Some years ago, the Belgian public administration found that about 20% of the students in the Wallonia-Brussels federation (32,000 people) were not from Belgium! And most of them (a bit more than 50%) were from France.
A city for expats… but improvement is still possible
Brussels is therefore definitely a city of expats and for expats. Should you have a walk in the city centre, or in all the communes in the Brussels-Capital Region, you will certainly meet with French, Italian, German or Portuguese citizens. Those communities have made this city as attractive as it is, developing and highlighting Brussels’ charm. Workers from all over Europe are present in many economic sectors, and all the nationalities and foreign citizens have come with their expertise and skills to make Brussels great (again?). Many students, especially those who are involved in EU politics and law, aim at staying in Brussels and are used to staying at least a couple of years once their diploma is over. The foreign artists work, live and pay their taxes in Belgium and the health practitioners basically stay some years in Belgium to earn experience.
But it is not only about the expats that come to Brussels to offer expertise to the Belgian capital. Brussels is also a very good place in terms of meetings and opportunities.
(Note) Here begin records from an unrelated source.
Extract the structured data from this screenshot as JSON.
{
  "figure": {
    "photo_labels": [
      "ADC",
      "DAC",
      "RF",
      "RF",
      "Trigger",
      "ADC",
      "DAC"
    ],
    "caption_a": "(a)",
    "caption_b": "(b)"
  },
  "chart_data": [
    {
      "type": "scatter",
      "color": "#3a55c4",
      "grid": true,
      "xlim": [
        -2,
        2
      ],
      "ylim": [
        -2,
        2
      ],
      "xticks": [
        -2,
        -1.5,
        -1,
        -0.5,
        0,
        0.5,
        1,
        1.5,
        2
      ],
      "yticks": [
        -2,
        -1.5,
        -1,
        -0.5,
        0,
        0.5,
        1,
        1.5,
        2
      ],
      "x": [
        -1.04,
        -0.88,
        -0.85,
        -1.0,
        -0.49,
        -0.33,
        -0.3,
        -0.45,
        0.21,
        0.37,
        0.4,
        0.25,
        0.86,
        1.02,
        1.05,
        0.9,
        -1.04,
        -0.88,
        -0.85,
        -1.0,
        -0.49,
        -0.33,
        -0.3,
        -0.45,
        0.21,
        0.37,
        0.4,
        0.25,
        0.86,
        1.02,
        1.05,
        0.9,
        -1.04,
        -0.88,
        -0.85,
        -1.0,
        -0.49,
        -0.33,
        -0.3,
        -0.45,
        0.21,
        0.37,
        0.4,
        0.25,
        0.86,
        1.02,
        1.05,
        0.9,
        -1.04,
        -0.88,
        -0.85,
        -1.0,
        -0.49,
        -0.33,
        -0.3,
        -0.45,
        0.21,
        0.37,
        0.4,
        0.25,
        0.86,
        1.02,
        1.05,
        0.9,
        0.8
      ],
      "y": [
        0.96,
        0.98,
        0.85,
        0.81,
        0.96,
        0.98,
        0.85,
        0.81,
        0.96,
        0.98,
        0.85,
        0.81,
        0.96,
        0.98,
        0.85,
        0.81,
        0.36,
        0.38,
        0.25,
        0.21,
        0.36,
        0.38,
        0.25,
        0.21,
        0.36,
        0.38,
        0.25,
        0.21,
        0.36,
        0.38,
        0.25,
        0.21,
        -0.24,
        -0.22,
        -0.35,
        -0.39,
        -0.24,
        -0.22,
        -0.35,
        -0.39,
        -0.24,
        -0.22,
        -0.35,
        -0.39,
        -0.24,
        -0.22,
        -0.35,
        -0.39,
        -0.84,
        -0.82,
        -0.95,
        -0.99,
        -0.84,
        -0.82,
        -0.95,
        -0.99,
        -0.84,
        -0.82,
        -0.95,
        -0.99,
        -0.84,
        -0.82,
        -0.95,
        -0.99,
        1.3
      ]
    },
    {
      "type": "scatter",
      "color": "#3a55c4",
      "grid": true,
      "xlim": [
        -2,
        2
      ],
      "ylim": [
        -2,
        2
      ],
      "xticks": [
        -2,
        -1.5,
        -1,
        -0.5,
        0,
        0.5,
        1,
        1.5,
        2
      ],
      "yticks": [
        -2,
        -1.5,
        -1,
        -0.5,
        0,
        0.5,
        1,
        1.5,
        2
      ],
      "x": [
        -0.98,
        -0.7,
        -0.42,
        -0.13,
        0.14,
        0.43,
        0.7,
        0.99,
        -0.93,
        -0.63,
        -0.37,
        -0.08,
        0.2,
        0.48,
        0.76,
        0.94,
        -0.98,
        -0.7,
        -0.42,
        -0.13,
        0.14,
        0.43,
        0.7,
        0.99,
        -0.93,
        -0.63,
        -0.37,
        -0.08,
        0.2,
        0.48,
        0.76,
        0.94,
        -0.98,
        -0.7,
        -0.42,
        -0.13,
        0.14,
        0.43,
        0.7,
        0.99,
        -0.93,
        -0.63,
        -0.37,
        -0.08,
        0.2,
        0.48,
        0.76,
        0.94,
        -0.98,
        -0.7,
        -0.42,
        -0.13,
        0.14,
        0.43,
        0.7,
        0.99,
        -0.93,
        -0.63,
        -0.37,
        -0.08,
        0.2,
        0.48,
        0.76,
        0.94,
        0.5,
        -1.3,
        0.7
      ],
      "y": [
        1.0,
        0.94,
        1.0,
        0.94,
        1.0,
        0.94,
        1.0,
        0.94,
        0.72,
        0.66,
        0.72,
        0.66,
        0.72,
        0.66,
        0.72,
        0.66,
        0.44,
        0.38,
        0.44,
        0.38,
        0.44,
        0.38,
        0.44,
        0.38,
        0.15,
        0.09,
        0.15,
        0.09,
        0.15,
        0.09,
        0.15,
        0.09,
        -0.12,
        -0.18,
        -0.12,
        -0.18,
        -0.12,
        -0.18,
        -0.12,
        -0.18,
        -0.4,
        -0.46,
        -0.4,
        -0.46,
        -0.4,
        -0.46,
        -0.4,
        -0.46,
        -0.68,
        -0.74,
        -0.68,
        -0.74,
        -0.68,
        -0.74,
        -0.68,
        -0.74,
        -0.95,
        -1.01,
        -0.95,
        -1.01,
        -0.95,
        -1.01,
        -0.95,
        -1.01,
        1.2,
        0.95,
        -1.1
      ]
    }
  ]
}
Although there is no doubt about the strong links between Brussels and the expats, there is still an issue in terms of integration. The EU bubble is sort of closed and many “Eurocrats” do not often mix with the Belgian citizens. The Italian, German and Spanish citizens know each other well in Brussels, but becoming friends with Belgian people could be a sort of big deal today. Although the city and the civil society are used to setting up many events to mix and gather the different communities, some efforts are still needed from the individuals. The way is however not as long as it seems. Making the Belgian and the EU capital as diverse as possible in every neighbourhood and every working area and event definitely can be a reality.
Should United in diversity also be the Brussels motto in the future?